On June 19, 2020, the U.S. Court of Appeals for the Federal Circuit affirmed the invalidation of three Dropbox patents. The Northern District of California had granted a motion to dismiss on grounds that the claims in those patents were to nothing more than abstract ideas. In Dropbox, Inc. v. Synchronous Techs., No. 2019-1765, 2020 U.S. App. LEXIS 19256 (Fed. Cir. June 19, 2020), the appellate court agreed.
Patents and Decision
The three patents generally involved three different techniques relating to Dropbox’s cloud storage business. In the first, software would only grant access to a resource when a sensitivity level of the resource was commensurate with a trust level for an identity of a requesting device. The second patent claimed creating a two-way session between a server and client with a single session ID to make synchronization easier. The final patent related to tagging data for synchronization between a server and a client.

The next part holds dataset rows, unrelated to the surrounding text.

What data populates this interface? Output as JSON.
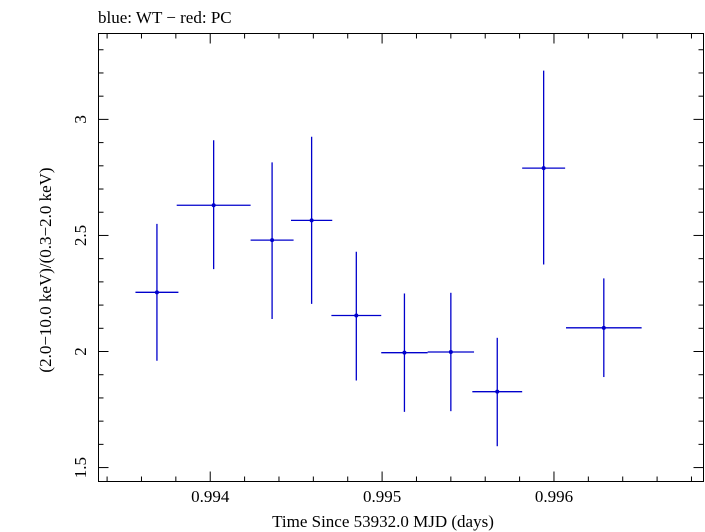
{
  "chart_data": {
    "type": "scatter",
    "title": "blue: WT − red: PC",
    "xlabel": "Time Since 53932.0 MJD (days)",
    "ylabel": "(2.0−10.0 keV)/(0.3−2.0 keV)",
    "xlim": [
      0.99335,
      0.99687
    ],
    "ylim": [
      1.44,
      3.37
    ],
    "x_ticks": [
      0.994,
      0.995,
      0.996
    ],
    "x_tick_labels": [
      "0.994",
      "0.995",
      "0.996"
    ],
    "y_ticks": [
      1.5,
      2,
      2.5,
      3
    ],
    "y_tick_labels": [
      "1.5",
      "2",
      "2.5",
      "3"
    ],
    "grid": false,
    "series": [
      {
        "name": "WT",
        "color": "#0000cc",
        "points": [
          {
            "x": 0.99369,
            "xerr": 0.000125,
            "y": 2.255,
            "yerr_low": 0.295,
            "yerr_high": 0.295
          },
          {
            "x": 0.99402,
            "xerr": 0.000215,
            "y": 2.63,
            "yerr_low": 0.275,
            "yerr_high": 0.28
          },
          {
            "x": 0.99436,
            "xerr": 0.000125,
            "y": 2.48,
            "yerr_low": 0.34,
            "yerr_high": 0.335
          },
          {
            "x": 0.99459,
            "xerr": 0.00012,
            "y": 2.565,
            "yerr_low": 0.36,
            "yerr_high": 0.36
          },
          {
            "x": 0.99485,
            "xerr": 0.000145,
            "y": 2.155,
            "yerr_low": 0.28,
            "yerr_high": 0.275
          },
          {
            "x": 0.99513,
            "xerr": 0.000135,
            "y": 1.995,
            "yerr_low": 0.255,
            "yerr_high": 0.255
          },
          {
            "x": 0.9954,
            "xerr": 0.000135,
            "y": 1.998,
            "yerr_low": 0.255,
            "yerr_high": 0.255
          },
          {
            "x": 0.99567,
            "xerr": 0.000145,
            "y": 1.827,
            "yerr_low": 0.235,
            "yerr_high": 0.232
          },
          {
            "x": 0.99594,
            "xerr": 0.000125,
            "y": 2.79,
            "yerr_low": 0.415,
            "yerr_high": 0.42
          },
          {
            "x": 0.99629,
            "xerr": 0.00022,
            "y": 2.102,
            "yerr_low": 0.212,
            "yerr_high": 0.213
          }
        ]
      }
    ]
  }
}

Both the District Court and the Federal Circuit had no trouble characterizing the claims as being directed to abstract ideas. They criticized the claims for being written in broad, functional terms. Looking to each patent’s disclosure, the Courts also concluded that the patents did not disclose technical specifics for how to implement the claimed software. Rather they focused on generic, result-oriented descriptions of the software’s high-level operation. Following previous decisions following these patterns, the Courts found the claims of all the patents were directed to abstract ideas.

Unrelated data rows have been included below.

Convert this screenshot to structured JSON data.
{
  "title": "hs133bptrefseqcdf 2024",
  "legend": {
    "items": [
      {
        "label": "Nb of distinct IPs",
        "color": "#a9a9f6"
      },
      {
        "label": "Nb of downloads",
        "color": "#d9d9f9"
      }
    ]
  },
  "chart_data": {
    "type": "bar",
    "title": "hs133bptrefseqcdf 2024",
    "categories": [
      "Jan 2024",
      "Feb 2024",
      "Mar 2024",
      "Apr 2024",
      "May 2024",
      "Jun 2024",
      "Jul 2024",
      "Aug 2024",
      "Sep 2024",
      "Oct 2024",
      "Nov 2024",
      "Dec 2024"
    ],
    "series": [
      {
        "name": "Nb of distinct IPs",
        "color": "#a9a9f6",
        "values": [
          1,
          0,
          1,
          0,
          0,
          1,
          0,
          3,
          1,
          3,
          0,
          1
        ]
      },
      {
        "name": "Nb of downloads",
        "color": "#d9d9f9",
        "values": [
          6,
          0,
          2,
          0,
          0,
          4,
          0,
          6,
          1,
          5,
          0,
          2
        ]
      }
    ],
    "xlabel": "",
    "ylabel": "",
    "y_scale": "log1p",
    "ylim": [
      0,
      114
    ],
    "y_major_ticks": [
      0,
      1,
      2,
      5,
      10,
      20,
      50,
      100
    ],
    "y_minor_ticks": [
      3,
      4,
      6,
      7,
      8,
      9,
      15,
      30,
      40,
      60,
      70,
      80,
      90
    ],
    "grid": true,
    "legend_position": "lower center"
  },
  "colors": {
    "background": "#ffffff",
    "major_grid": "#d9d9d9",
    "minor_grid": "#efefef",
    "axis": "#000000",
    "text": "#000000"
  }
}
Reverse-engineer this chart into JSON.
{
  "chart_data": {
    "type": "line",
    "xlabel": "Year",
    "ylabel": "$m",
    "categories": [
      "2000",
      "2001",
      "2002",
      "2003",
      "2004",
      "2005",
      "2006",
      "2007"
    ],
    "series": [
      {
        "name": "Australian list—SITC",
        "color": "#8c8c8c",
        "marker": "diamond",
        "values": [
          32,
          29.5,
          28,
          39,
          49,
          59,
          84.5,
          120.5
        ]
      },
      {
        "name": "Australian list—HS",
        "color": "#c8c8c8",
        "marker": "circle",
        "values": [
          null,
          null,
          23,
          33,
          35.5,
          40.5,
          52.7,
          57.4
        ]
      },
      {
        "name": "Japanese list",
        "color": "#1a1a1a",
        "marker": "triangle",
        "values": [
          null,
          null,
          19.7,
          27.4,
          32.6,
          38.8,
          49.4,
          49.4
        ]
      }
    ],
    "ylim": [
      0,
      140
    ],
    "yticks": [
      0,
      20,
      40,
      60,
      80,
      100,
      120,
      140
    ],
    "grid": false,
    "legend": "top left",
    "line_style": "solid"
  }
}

When considering whether any claim included significantly more than those abstract ideas, both Courts again focused on the specification. There, they did not find any disclosure of improvements to computer operation or functionality. Rather, the Courts described the software operations as both generic and conventional. They did not provide a review of the prior art outside the patent descriptions to support this conclusion. Having dismissed the claimed advance as abstract, and anything else as conventional, the courts invalidated the claims for being directed to patent-ineligible subject matter.
Commentary
One potential criticism of the Court’s decision is that it may have missed the forest for the trees. Certain of the broadest, independent claims were broad and could be fairly described as being written in result-oriented, functional terms. But broad claims should be allowed when the advance is truly great enough and the inventors came up with a category of invention that can be implemented in a variety of ways. It’s also difficult to imagine that all of the dependent claims, which drilled down in specificity, were properly invalidated alongside the independent claims.
Unfortunately, the structure of the test for patent eligibility encourages the kind of analysis these courts used. Permitting a court to dissect a claim into its various component parts when considering whether a claim is abstract makes it more likely that one of those parts will be found abstract. That then enables a court to dismiss that element when considering the claim as a whole. Requiring a decision-maker to consider the claim as a whole during all parts of the inquiry would reduce the risk that genuine innovations fall through the cracks.